From Day 25 in October of 2008:
I've learned that not everyone has arrived at the proper place mentally to take on this challenge. They know that they need to, they understand the deadly effects of not doing it, they understand the wonderful benefits of doing it. But like me in that doctor's office back on June 10th, they're just not ready.
I know I've talked about how easy this is, and in the proper mindset it does get really easy, but I also understand that if a person isn't ready to accept and adapt to a major lifestyle change, then it's nearly impossible.
I once thought that the only way I would ever do this would be to go into a hospital like setting, where everything is done for you. A place where they control everything...what you eat, drink, sleep, exercise...The schedule and food are all handled by someone else. I really didn't know if such a place existed until just recently. I was watching Discovery Health or some channel like that. The program featured people that were much bigger than me. People that had to be rescued and put into a hospital under strict supervision. It was their only way out of certain and very soon death. It was very sad to watch and know that for some, the right mindset never happens.
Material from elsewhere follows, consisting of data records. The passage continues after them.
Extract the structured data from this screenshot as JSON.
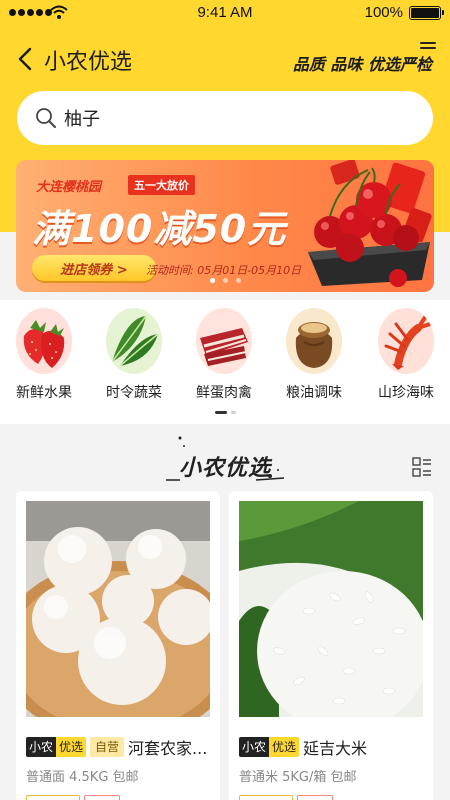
{
  "status_bar": {
    "time": "9:41 AM",
    "battery": "100%"
  },
  "nav": {
    "title": "小农优选",
    "slogan": "品质 品味 优选严检"
  },
  "search": {
    "value": "柚子"
  },
  "banner": {
    "shop": "大连樱桃园",
    "tag": "五一大放价",
    "headline": "满100减50元",
    "cta": "进店领券 >",
    "period": "活动时间: 05月01日-05月10日",
    "slides": 3,
    "active_slide": 1
  },
  "categories": [
    {
      "label": "新鲜水果",
      "icon": "strawberry-icon"
    },
    {
      "label": "时令蔬菜",
      "icon": "leafy-greens-icon"
    },
    {
      "label": "鲜蛋肉禽",
      "icon": "meat-icon"
    },
    {
      "label": "粮油调味",
      "icon": "grain-sack-icon"
    },
    {
      "label": "山珍海味",
      "icon": "lobster-icon"
    }
  ],
  "section": {
    "title": "小农优选"
  },
  "products": [
    {
      "badge_left": "小农",
      "badge_right": "优选",
      "self_tag": "自营",
      "name": "河套农家...",
      "spec": "普通面 4.5KG 包邮",
      "image": "steamed-buns-photo"
    },
    {
      "badge_left": "小农",
      "badge_right": "优选",
      "name": "延吉大米",
      "spec": "普通米 5KG/箱 包邮",
      "image": "rice-photo"
    }
  ],
  "colors": {
    "brand_yellow": "#ffd72e",
    "banner_orange": "#ff8a4a",
    "text_dark": "#222222"
  }
}
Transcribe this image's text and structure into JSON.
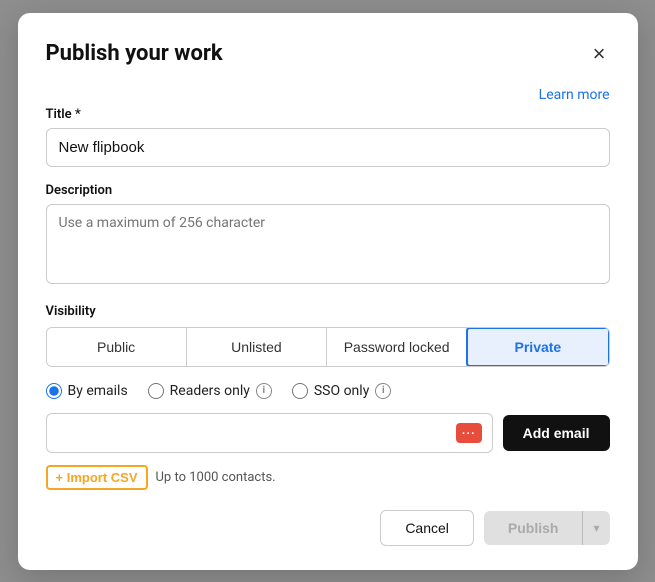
{
  "modal": {
    "title": "Publish your work",
    "close_label": "×",
    "learn_more_label": "Learn more",
    "title_field": {
      "label": "Title *",
      "value": "New flipbook",
      "placeholder": "New flipbook"
    },
    "description_field": {
      "label": "Description",
      "placeholder": "Use a maximum of 256 character"
    },
    "visibility": {
      "label": "Visibility",
      "tabs": [
        {
          "key": "public",
          "label": "Public",
          "active": false
        },
        {
          "key": "unlisted",
          "label": "Unlisted",
          "active": false
        },
        {
          "key": "password_locked",
          "label": "Password locked",
          "active": false
        },
        {
          "key": "private",
          "label": "Private",
          "active": true
        }
      ]
    },
    "private_options": {
      "radios": [
        {
          "key": "by_emails",
          "label": "By emails",
          "checked": true
        },
        {
          "key": "readers_only",
          "label": "Readers only",
          "checked": false,
          "has_info": true
        },
        {
          "key": "sso_only",
          "label": "SSO only",
          "checked": false,
          "has_info": true
        }
      ]
    },
    "email_input_placeholder": "",
    "add_email_btn_label": "Add email",
    "import_csv_label": "+ Import CSV",
    "import_note": "Up to 1000 contacts.",
    "cancel_btn_label": "Cancel",
    "publish_btn_label": "Publish",
    "dropdown_arrow": "▾"
  }
}
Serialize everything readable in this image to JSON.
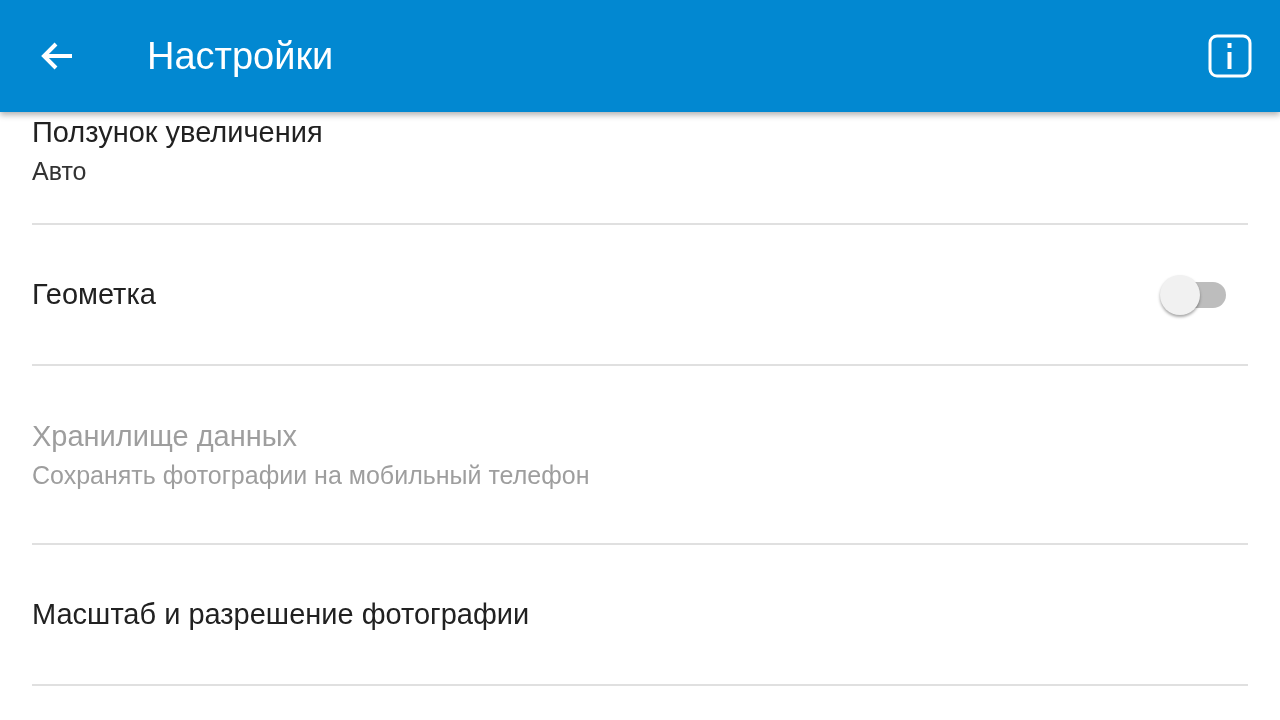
{
  "app_bar": {
    "title": "Настройки"
  },
  "settings": [
    {
      "kind": "text",
      "title": "Ползунок увеличения",
      "subtitle": "Авто",
      "disabled": false
    },
    {
      "kind": "switch",
      "title": "Геометка",
      "on": false,
      "disabled": false
    },
    {
      "kind": "text",
      "title": "Хранилище данных",
      "subtitle": "Сохранять фотографии на мобильный телефон",
      "disabled": true
    },
    {
      "kind": "text",
      "title": "Масштаб и разрешение фотографии",
      "disabled": false
    }
  ]
}
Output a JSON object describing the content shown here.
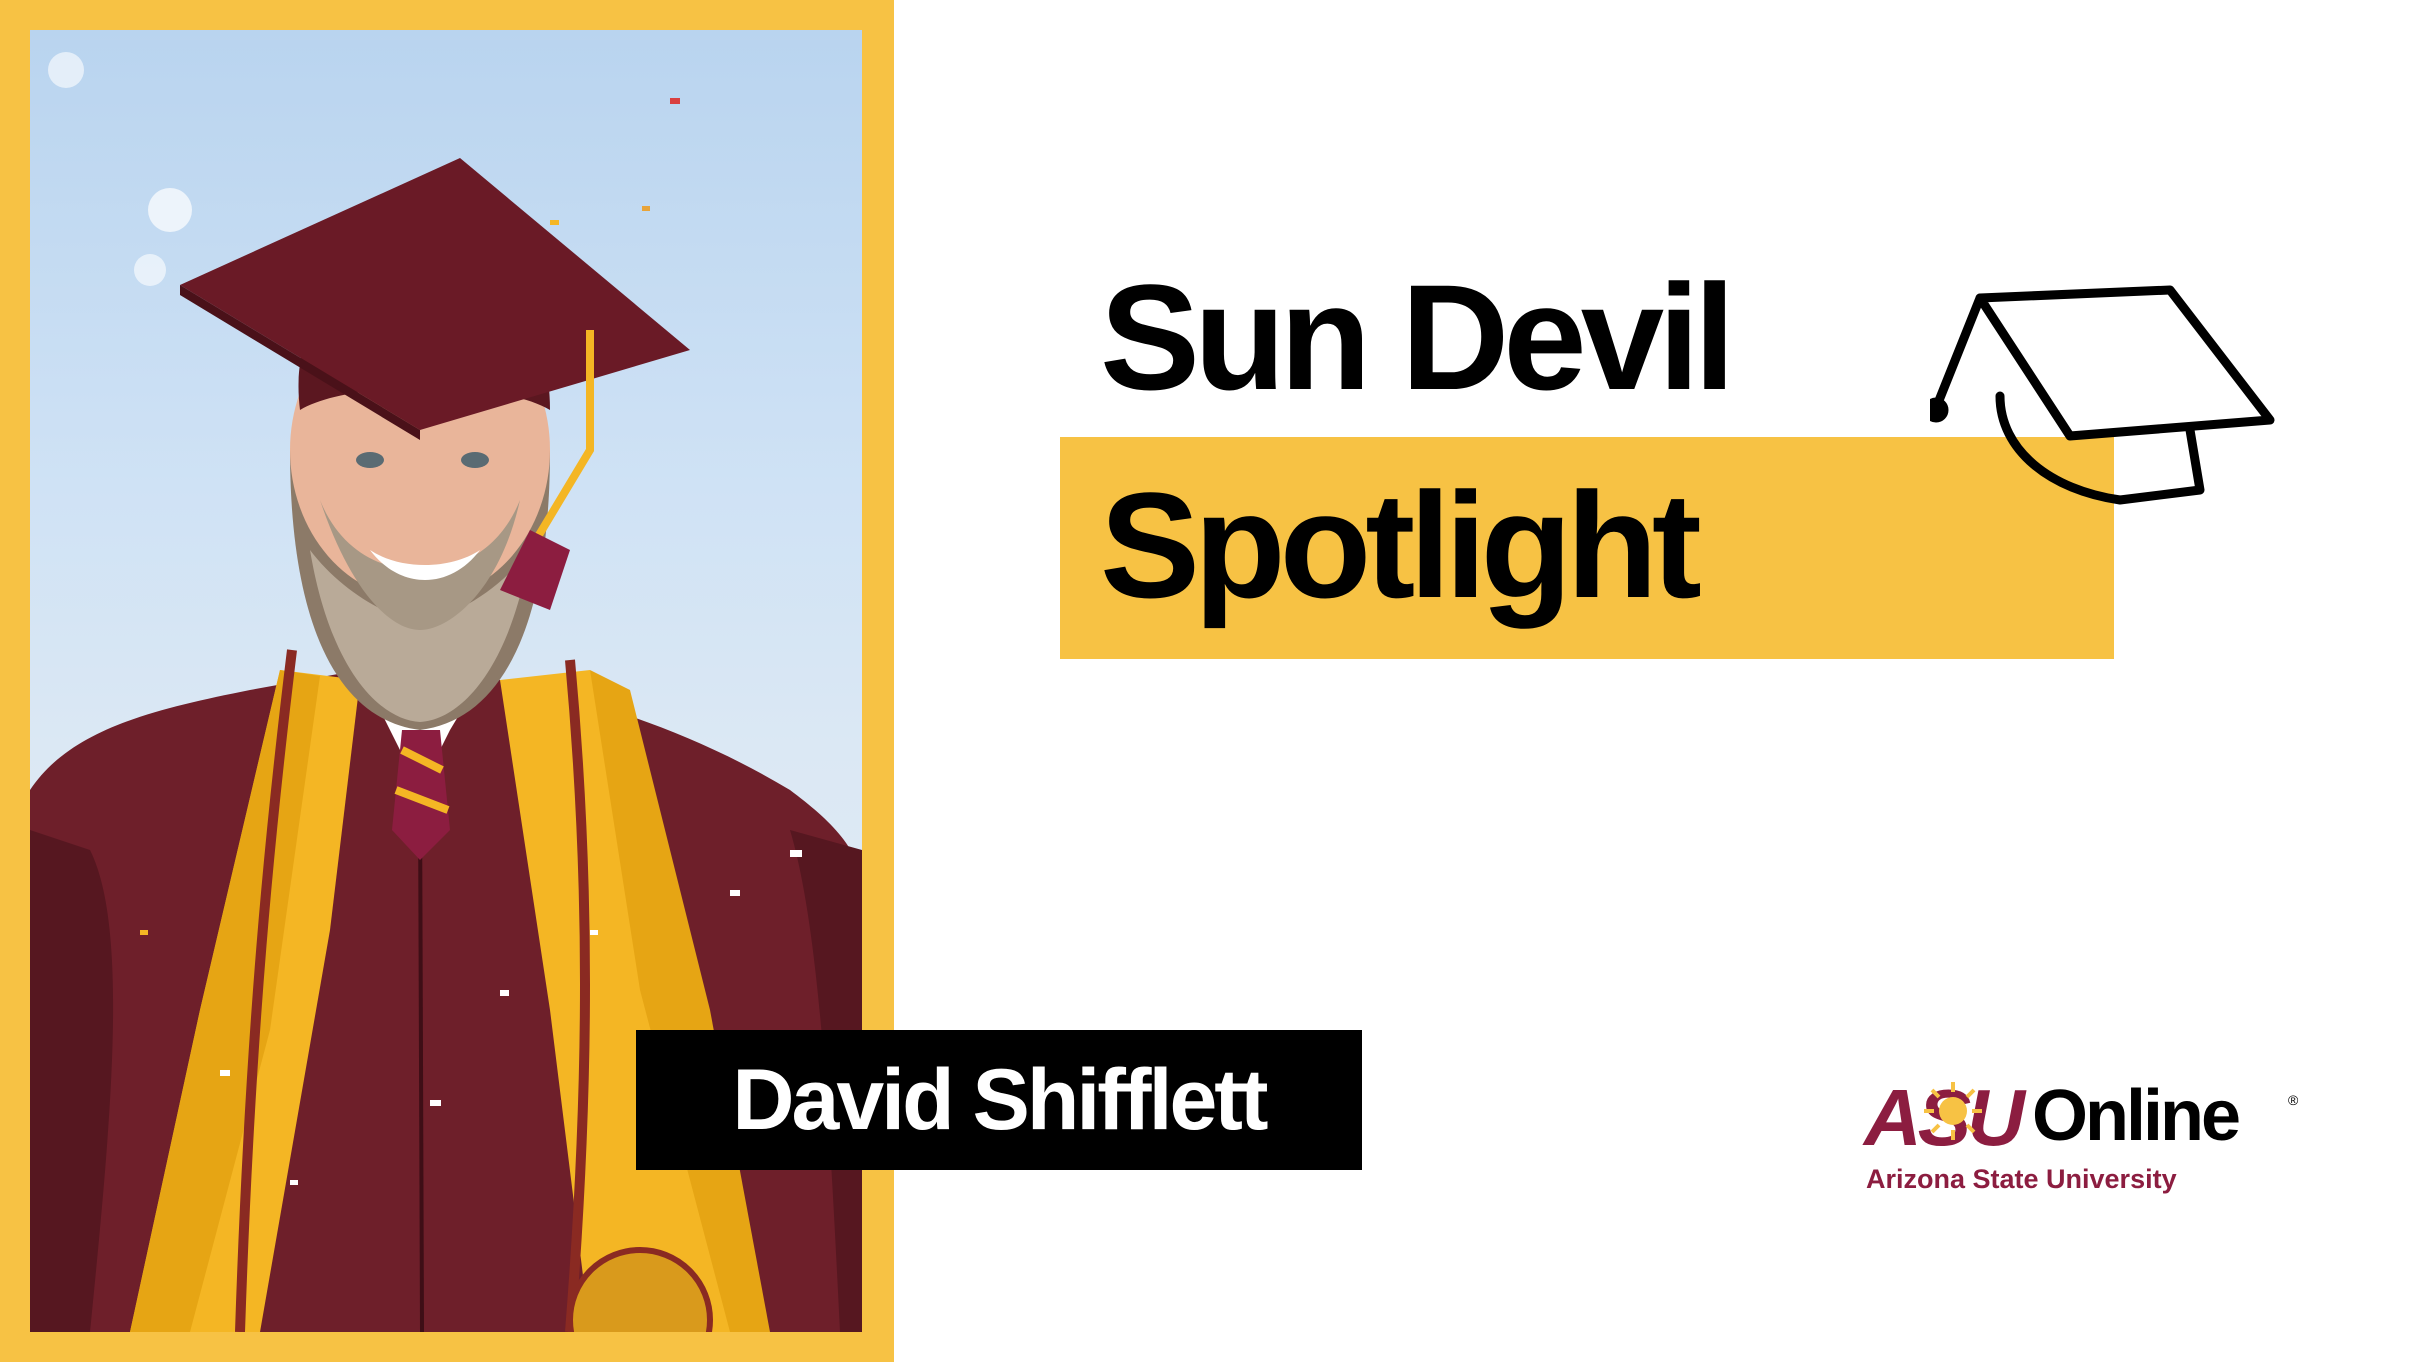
{
  "title": {
    "line1": "Sun Devil",
    "line2": "Spotlight"
  },
  "name": "David Shifflett",
  "logo": {
    "brand": "ASU",
    "product": "Online",
    "registered": "®",
    "subtitle": "Arizona State University"
  },
  "photo": {
    "subject": "graduate-portrait"
  },
  "colors": {
    "gold": "#f7c244",
    "maroon": "#8c1d40",
    "black": "#000000",
    "white": "#ffffff"
  },
  "icons": {
    "title": "graduation-cap-icon",
    "logo": "sunburst-icon"
  }
}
I have to thank God every day that I have been given the strength to get into the right mindset and stay true to this mission to the very end goal. I'm one of the lucky ones. It's amazing how when you think you're the only one, when you feel like you have it the worst, and you feel completely hopeless to change, you're shown somebody who can only dream of being in your present condition.
I'm very blessed and I can't forget that.
I had an opportunity to choose change before the changes chose me. I'm forever grateful for that strength. I pray that others will also find that strength. And it certainly doesn't come from reading this blog, it comes from a very deep and personal place within each of us. And once the decision is made to change, then perhaps this blog can be a daily booster. It's certainly helping me. ###
What strikes me as untrue from that Day 25 excerpt is a couple of things. The implication that not making positive changes is the product of some kind of "lack of strength" flaw and the idea that there's some kind of "end goal." I was so headstrong back then, right? My goodness, Day 25 and I just knew I had it all figured out! Thank God I kept an open mind for learning along the way, although my mind had to be pried open several times by the insistence of truth via consequences.
Strength alone isn't enough. In fact, it's not what's most needed. Personal human strength rarely makes a fair fight against the dynamics of addiction. Lack of strength isn't a moral failing or an unanswered prayer. Willingness or quite simply, a desire to change things, is all that's needed to start.
About that "end goal" idea--every diet has one, but what I discovered along the way is, if long-term sustainable results and continued wellness is what's desired, a diet isn't needed. A daily practice designed to help keep me well doesn't have an end date. With no end date, it becomes clear that in order for long-term sustainable results to be possible, the focus must be squarely on developing a personal daily practice that's designed specifically with my needs in mind. Making it a daily practice that's not only doable but enjoyable, becomes one of the goals.
Maintaining a personal daily practice helps keep the changes evolving in a positive direction.